Andrig T Miller said...

It shouldn't work for the 32-bit JVM at all. As far as my own testing goes, I get an error (I forget exactly what the content was). Are you sure you are using the 32-bit JVM?

Lionel said...

Hi Adrig,
I configure my current JBoss to use large page, the server had 8GB memory and I configured 3GB for large pages. After restart and start JBoss, I didn’t see any changes after I configure the HugePage. It seems like not working. The configuration I follow as instruction.
The statistic always shown at /proc/meminfo is
HugePages_Total: 1500
HugePages_Free: 1500
Hugepagesize: 2048 kB

It seems not using at all.
Here is my config detail:
JBoss JVM (run.conf):
JAVA_OPTS="-Xms2560m -Xmx2560m -XX:PermSize=1024m -XX:MaxPermSize=1024m -XX:+UseLargePages -XX:LargePageSizeInBytes=2m -XX:+UseParallelGC -XX:ParallelGCThreads=4 -Dsun.rmi.dgc.client.gcInterval=1800000 -Dsun.rmi.dgc.server.gcInterval=1800000"
#huge page config at /etc/sysctl.conf
kernel.shmmax=3145728000
vm.nr_hugepages=1500
vm.hugetlb_shm_group=501

#memlock config at /etc/security/limits.conf
jserver soft memlock 3072000
jserver hard memlock 3072000

$ ulimit -a
core file size (blocks, -c) 0
data seg size (kbytes, -d) unlimited
file size (blocks, -f) unlimited
pending signals (-i) 1024
max locked memory (kbytes, -l) 3072000
max memory size (kbytes, -m) unlimited
open files (-n) 65535
pipe size (512 bytes, -p) 8
POSIX message queues (bytes, -q) 819200
stack size (kbytes, -s) 10240
cpu time (seconds, -t) unlimited
max user processes (-u) 65535
virtual memory (kbytes, -v) unlimited
file locks (-x) unlimited

Any advice? Did I miss out anything?
Besides, I running RHEL4 64bit

Andrig T Miller said...

The number of huge pages needs to account for your heap and perm gen too. Based on your JVM settings, it doesn't look like you have enough large pages configured (you are using 3.5 GB of Heap+PermGen).

Lionel said...

Hi Adrig,

Thanks for the advice. Now I able use the Large Page after I adjusted the memory used on HEAP & PermGen.
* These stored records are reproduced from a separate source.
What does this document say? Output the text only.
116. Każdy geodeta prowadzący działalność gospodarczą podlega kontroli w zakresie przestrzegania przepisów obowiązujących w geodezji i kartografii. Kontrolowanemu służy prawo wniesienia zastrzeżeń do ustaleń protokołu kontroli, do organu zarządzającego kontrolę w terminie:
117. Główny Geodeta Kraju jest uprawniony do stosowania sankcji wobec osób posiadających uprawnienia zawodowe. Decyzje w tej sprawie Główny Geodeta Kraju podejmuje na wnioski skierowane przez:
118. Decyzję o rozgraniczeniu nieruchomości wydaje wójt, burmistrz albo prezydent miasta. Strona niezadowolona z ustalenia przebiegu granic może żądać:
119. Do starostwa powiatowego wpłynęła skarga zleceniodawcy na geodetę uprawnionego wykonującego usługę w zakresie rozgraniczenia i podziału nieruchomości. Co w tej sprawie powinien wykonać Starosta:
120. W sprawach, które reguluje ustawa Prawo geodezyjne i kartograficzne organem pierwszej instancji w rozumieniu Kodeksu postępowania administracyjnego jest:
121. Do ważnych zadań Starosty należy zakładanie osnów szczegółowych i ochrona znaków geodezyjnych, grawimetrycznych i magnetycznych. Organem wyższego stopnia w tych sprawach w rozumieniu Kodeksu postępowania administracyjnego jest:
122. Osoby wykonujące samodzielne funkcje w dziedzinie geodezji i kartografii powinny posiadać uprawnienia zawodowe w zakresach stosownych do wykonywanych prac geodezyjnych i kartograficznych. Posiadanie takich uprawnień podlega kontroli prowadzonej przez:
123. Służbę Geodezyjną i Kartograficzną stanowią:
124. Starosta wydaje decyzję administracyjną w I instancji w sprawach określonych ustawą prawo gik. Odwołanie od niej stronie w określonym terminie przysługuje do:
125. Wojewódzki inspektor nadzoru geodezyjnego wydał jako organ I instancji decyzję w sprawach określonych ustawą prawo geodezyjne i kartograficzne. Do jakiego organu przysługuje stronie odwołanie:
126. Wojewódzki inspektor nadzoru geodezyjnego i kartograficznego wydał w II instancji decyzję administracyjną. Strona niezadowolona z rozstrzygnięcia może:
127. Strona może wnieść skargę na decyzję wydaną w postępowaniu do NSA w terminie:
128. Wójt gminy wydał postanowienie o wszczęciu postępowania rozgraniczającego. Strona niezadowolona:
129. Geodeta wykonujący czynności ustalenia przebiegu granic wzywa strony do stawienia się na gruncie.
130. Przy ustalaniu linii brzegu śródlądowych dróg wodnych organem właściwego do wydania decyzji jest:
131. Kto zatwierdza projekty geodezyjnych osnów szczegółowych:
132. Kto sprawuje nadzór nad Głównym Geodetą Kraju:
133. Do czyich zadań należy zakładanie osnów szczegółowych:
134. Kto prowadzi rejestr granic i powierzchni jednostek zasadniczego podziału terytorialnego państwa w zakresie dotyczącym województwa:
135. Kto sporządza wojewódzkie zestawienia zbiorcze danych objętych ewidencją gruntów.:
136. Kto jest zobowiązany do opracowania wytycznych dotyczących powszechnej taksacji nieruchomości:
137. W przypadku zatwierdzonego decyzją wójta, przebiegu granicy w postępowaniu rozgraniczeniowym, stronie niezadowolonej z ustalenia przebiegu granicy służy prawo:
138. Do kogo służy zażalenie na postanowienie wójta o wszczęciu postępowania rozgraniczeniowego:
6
It also can use command to verify the JVM’s setting does run on UseLargePage:
#java -Xms2560m -Xmx2560m -XX:PermSize=1024m -XX:MaxPermSize=1024m -XX:+UseLargePages –version
If error message show:
ERROR 1:
Java HotSpot(TM) 64-Bit Server VM warning: Failed to reserve shared memory (errno = 12).
Mean the system which supports large page, but is not configured for its use.
ERROR 2:
Java HotSpot(TM) 64-Bit Server VM warning: Failed to reserve shared memory (errno = 38).
Mean the system which doesn't support large page.